植物の根表層工学の開発
植物根表面工程的发展
基本信息
- 批准号:16656259
- 负责人:
- 金额:$ 2.24万
- 依托单位:
- 依托单位国家:日本
- 项目类别:Grant-in-Aid for Exploratory Research
- 财政年份:2004
- 资助国家:日本
- 起止时间:2004 至 2005
- 项目状态:已结题
- 来源:
- 关键词:
项目摘要
目的タンパク質を細胞外分泌した後、細胞壁にトラップすることが可能になれば、環境浄化酵素の機能を引き出す上で有効であると考えられる。PRXによるフェノールの除去は、植物細胞壁にフェノールが酸化重合されることにより行われるが、このような反応系では、PRXを細胞壁に固定化することで細胞壁へのフェノール結合効率の上昇が期待される。細胞壁結合ドメインとしてArabidopsis thaliana EXP1由来Cellulose Binding Domain(CBD)およびNitociana tabacum TLRP由来Cys-rich Domain(Cys-D)の利用を検討した。まず、細胞壁結合ドメインを融合した組み換えタンパク質を植物体根に添加し、各ドメインの機能評価を行う。緑色蛍光タンパク質(EGFP)をレポーターとして用い、各組み換えタンパク質を発現するための遺伝子構築を行った。大腸菌に導入後、IPTGによる転写誘導を行い、各組み換えタンパク質が生産されることを確認した。現在、各組み換えタンパク質の大量生産および精製を行う。植物細胞壁に各組み換えタンパク質を添加し、緑色蛍光を見ることで細胞壁との結合性を評価を行っている。次に、CBDもしくはCys-DとHRP C1aの融合遺伝子にN末端分泌シグナルペプチドコード領域を融合した各遺伝子を、アグロバクテリウム法によりタバコ培養細胞に導入した。得られた形質転換カルスからタンパク質サンプルを調製して等電点電気泳動およびペルオキシダーゼ活性染色を行い、HRP C1aを発現するクローンを選抜した。これらのうち、Cys-D発現細胞の培地上清および細胞可溶性画分を調製し、等電点電気泳動を行い、細胞内と培養上清の両方に組換えタンパク質の生成が確認された。

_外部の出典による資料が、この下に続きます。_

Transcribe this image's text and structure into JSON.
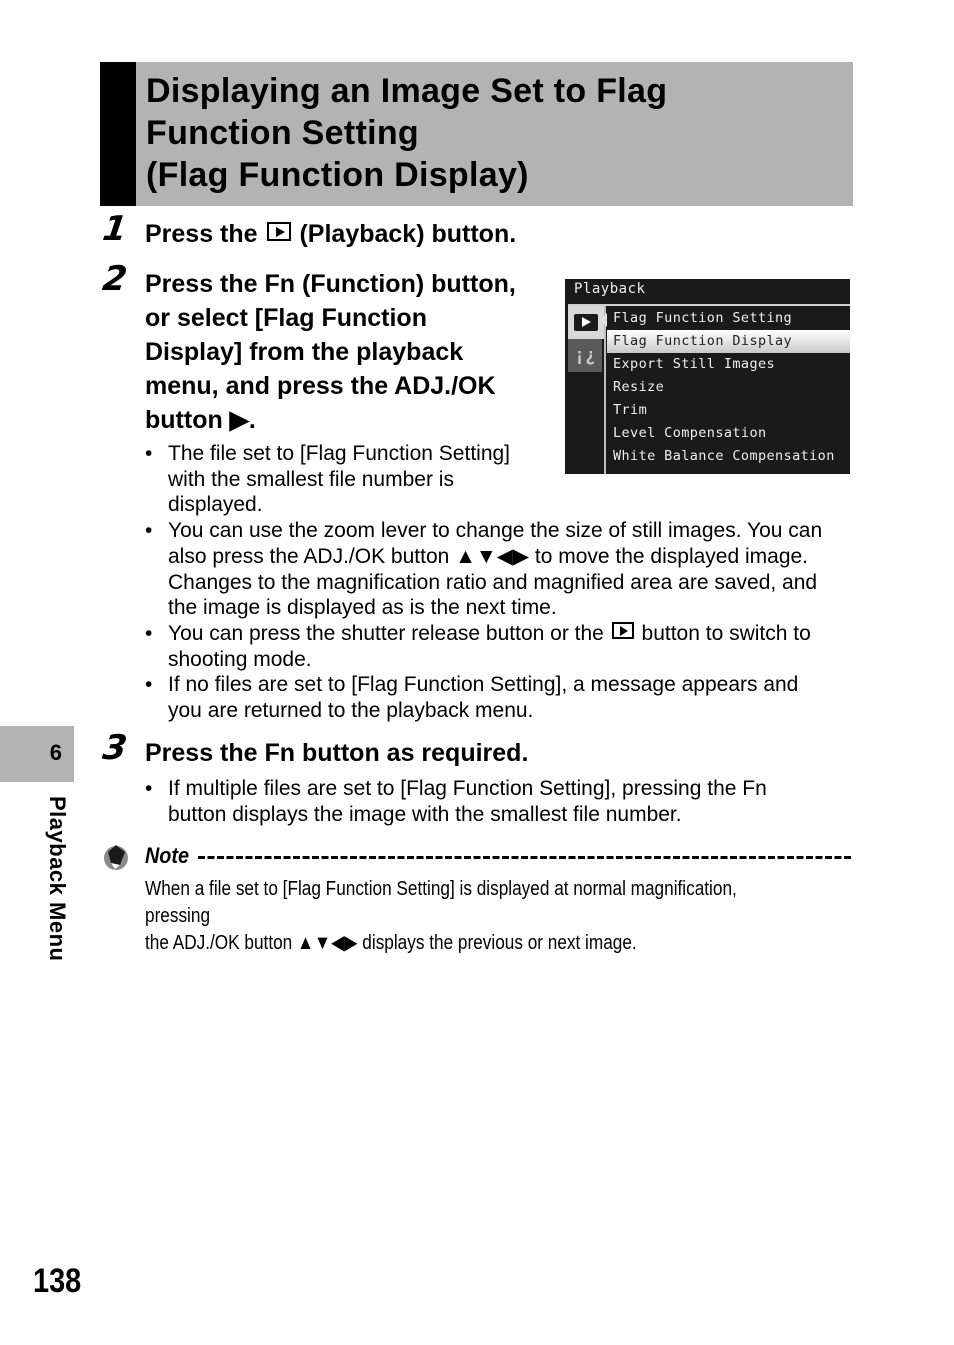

Purpose: It is possible to use extracellular secretion and cell wall secretion The functions of environmental purification enzymes are as follows: PRX によるフェノールの Remove は、Plant cell wall にフェノールがAcidification overlap されることにより行われるが、このIt is expected that the binding efficiency of ような reaction system and PRX immobilized cell wall and cell wall will increase. Cell wall binding ドメインとしてArabidopsis thaliana EXP1 origin Cellulose Binding Domain (CBD) およびNitociana tabacum TLRP origin Cys-rich Domain (Cys-D) のutilization を検した.まず, cell wall binding ドメインをfusion したgroup みchange えタンパクquality をplant root にadd し, each ドメインのfunctional evaluation価を行う. Green EGFP green をレポーターとして uses い, and each group's みタンパクquality を発appears するための缝子constructs を行った. After the introduction of coliform bacteria, the IPTG program was used to induce induction, and the quality of each group was changed and the production was confirmed. Now, each group has changed its quality to mass production and refined quality. Each group of plant cell wall has a different quality and added quality, and a green larvae has been added to the cell wall and its binding properties have been evaluated. Tsuru, CBDしくはCys-DとHRP C1a fusion gene N-terminal secretory secretion domain fusion The method of introducing the cultured cells using the たグロバクテリウム method was used. Get the られたmorphous substance 転change the カルスからタンパク性サンプルをmodulated して, etc. Electrophoresis electrophoresis, HRP C1aを発行するクローンを选抜した.これらのうち, Cys-D 発appears the cell's cultivation of the ground clearing および cell soluble draw を modulation し, isoelectricity The conduction of spot electrophoresis and preparation of the culture supernatant in the cells was confirmed by the replacement of the culture medium.
项目成果
期刊论文数量(2)
专著数量(0)
科研奖励数量(0)
会议论文数量(0)
专利数量(0)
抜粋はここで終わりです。